With George Axelrod (How To Murder Your Wife, The Manchurian Candidate, Breakfast at Tiffany's), based on his play. Wilder wanted Matthau as the lead - Fox wouldn't risk it. Tom Ewell is the married book publisher with the over-active imagination. I think Billy wanted a sign that they had indeed slept together but either the studio or the censor wouldn't allow it - his films were constantly being thwarted in this way.
It's not just the Rachmaninoff that this film has in common with Brief Encounter - the fades into the fantasy scenes are done in a similarly creative way. Photographed by Milton Krasner in CinemaScope.
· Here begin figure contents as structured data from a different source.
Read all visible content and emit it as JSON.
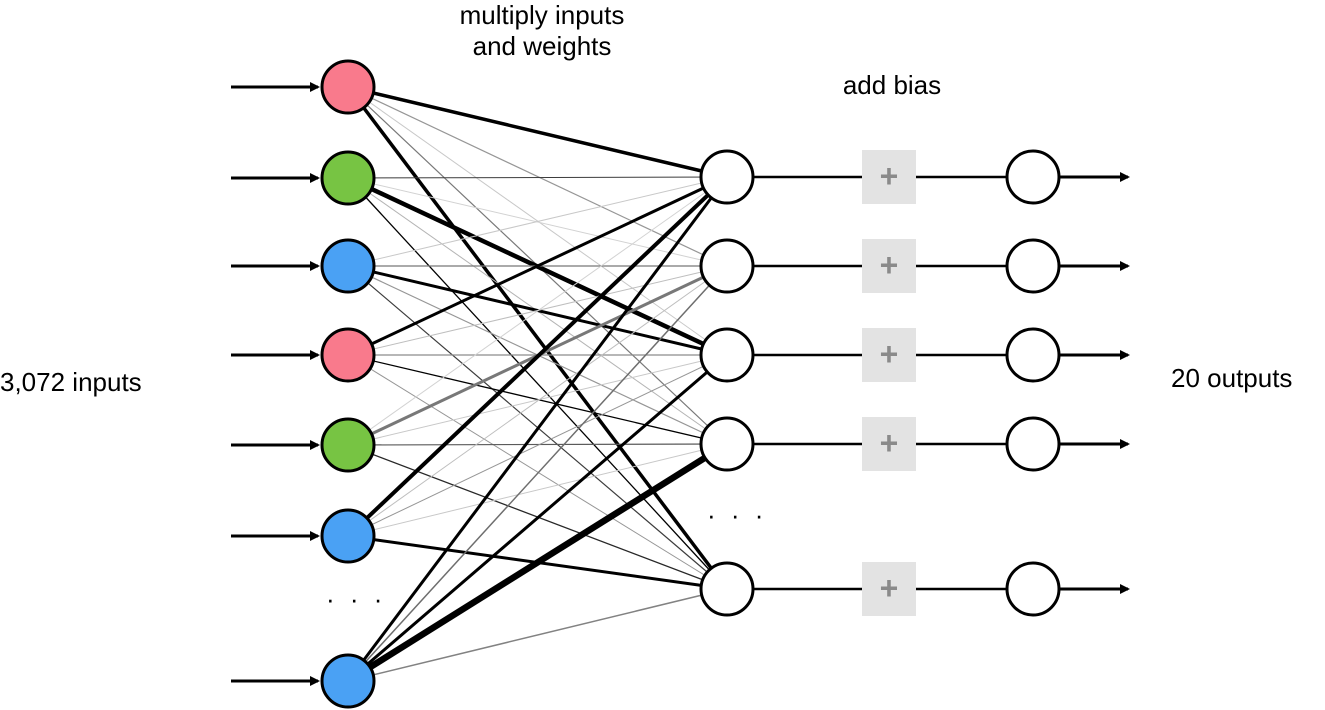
{
  "labels": {
    "multiply_line1": "multiply inputs",
    "multiply_line2": "and weights",
    "add_bias": "add bias",
    "inputs": "3,072 inputs",
    "outputs": "20 outputs",
    "ellipsis": "· · ·"
  },
  "bias_symbol": "+",
  "colors": {
    "input_red": "#f97a8c",
    "input_green": "#77c443",
    "input_blue": "#4aa1f4",
    "node_stroke": "#000000",
    "node_fill": "#ffffff",
    "bias_box": "#e3e3e3",
    "bias_plus": "#8a8a8a"
  },
  "input_nodes": [
    {
      "color": "red"
    },
    {
      "color": "green"
    },
    {
      "color": "blue"
    },
    {
      "color": "red"
    },
    {
      "color": "green"
    },
    {
      "color": "blue"
    },
    {
      "color": "blue"
    }
  ],
  "hidden_node_count": 5,
  "connections": [
    {
      "from": 0,
      "to": 0,
      "gray": 0,
      "width": 3.5
    },
    {
      "from": 0,
      "to": 1,
      "gray": 150,
      "width": 1.2
    },
    {
      "from": 0,
      "to": 2,
      "gray": 200,
      "width": 1
    },
    {
      "from": 0,
      "to": 3,
      "gray": 120,
      "width": 1.2
    },
    {
      "from": 0,
      "to": 4,
      "gray": 0,
      "width": 3.5
    },
    {
      "from": 1,
      "to": 0,
      "gray": 60,
      "width": 1
    },
    {
      "from": 1,
      "to": 1,
      "gray": 210,
      "width": 1
    },
    {
      "from": 1,
      "to": 2,
      "gray": 0,
      "width": 4.5
    },
    {
      "from": 1,
      "to": 3,
      "gray": 180,
      "width": 1
    },
    {
      "from": 1,
      "to": 4,
      "gray": 0,
      "width": 1.3
    },
    {
      "from": 2,
      "to": 0,
      "gray": 200,
      "width": 1
    },
    {
      "from": 2,
      "to": 1,
      "gray": 120,
      "width": 1.2
    },
    {
      "from": 2,
      "to": 2,
      "gray": 0,
      "width": 3
    },
    {
      "from": 2,
      "to": 3,
      "gray": 150,
      "width": 1.2
    },
    {
      "from": 2,
      "to": 4,
      "gray": 60,
      "width": 1.2
    },
    {
      "from": 3,
      "to": 0,
      "gray": 0,
      "width": 3
    },
    {
      "from": 3,
      "to": 1,
      "gray": 190,
      "width": 1
    },
    {
      "from": 3,
      "to": 2,
      "gray": 140,
      "width": 1.2
    },
    {
      "from": 3,
      "to": 3,
      "gray": 0,
      "width": 1.3
    },
    {
      "from": 3,
      "to": 4,
      "gray": 150,
      "width": 1
    },
    {
      "from": 4,
      "to": 0,
      "gray": 210,
      "width": 1
    },
    {
      "from": 4,
      "to": 1,
      "gray": 120,
      "width": 3
    },
    {
      "from": 4,
      "to": 2,
      "gray": 200,
      "width": 1
    },
    {
      "from": 4,
      "to": 3,
      "gray": 90,
      "width": 1.2
    },
    {
      "from": 4,
      "to": 4,
      "gray": 40,
      "width": 1.3
    },
    {
      "from": 5,
      "to": 0,
      "gray": 0,
      "width": 4
    },
    {
      "from": 5,
      "to": 1,
      "gray": 190,
      "width": 1
    },
    {
      "from": 5,
      "to": 2,
      "gray": 150,
      "width": 1
    },
    {
      "from": 5,
      "to": 3,
      "gray": 200,
      "width": 1
    },
    {
      "from": 5,
      "to": 4,
      "gray": 0,
      "width": 3
    },
    {
      "from": 6,
      "to": 0,
      "gray": 0,
      "width": 3
    },
    {
      "from": 6,
      "to": 1,
      "gray": 110,
      "width": 1.5
    },
    {
      "from": 6,
      "to": 2,
      "gray": 0,
      "width": 3
    },
    {
      "from": 6,
      "to": 3,
      "gray": 0,
      "width": 6.5
    },
    {
      "from": 6,
      "to": 4,
      "gray": 130,
      "width": 1.5
    }
  ]
}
Q wanted a Billy Wilder weekend - and why not? This one we hadn't seen in ages. Billy and his co-writers adapted material from all sorts of sources especially plays (they had the structure built in) but of them all this is the most play-like, I guess because it's mainly set in one apartment - and for that reason, well no, not for that reason - The Man Who Came To Dinner is set almost entirely in the house, yet that doesn't suffer as being too 'play like'. Why?
With Evelyn Keyes, Sonny Tufts, Robert Strauss, Oscar Homolka. Music by Alfred Newman, Doane Harrison an associate producer, Hugh Fowler the editor.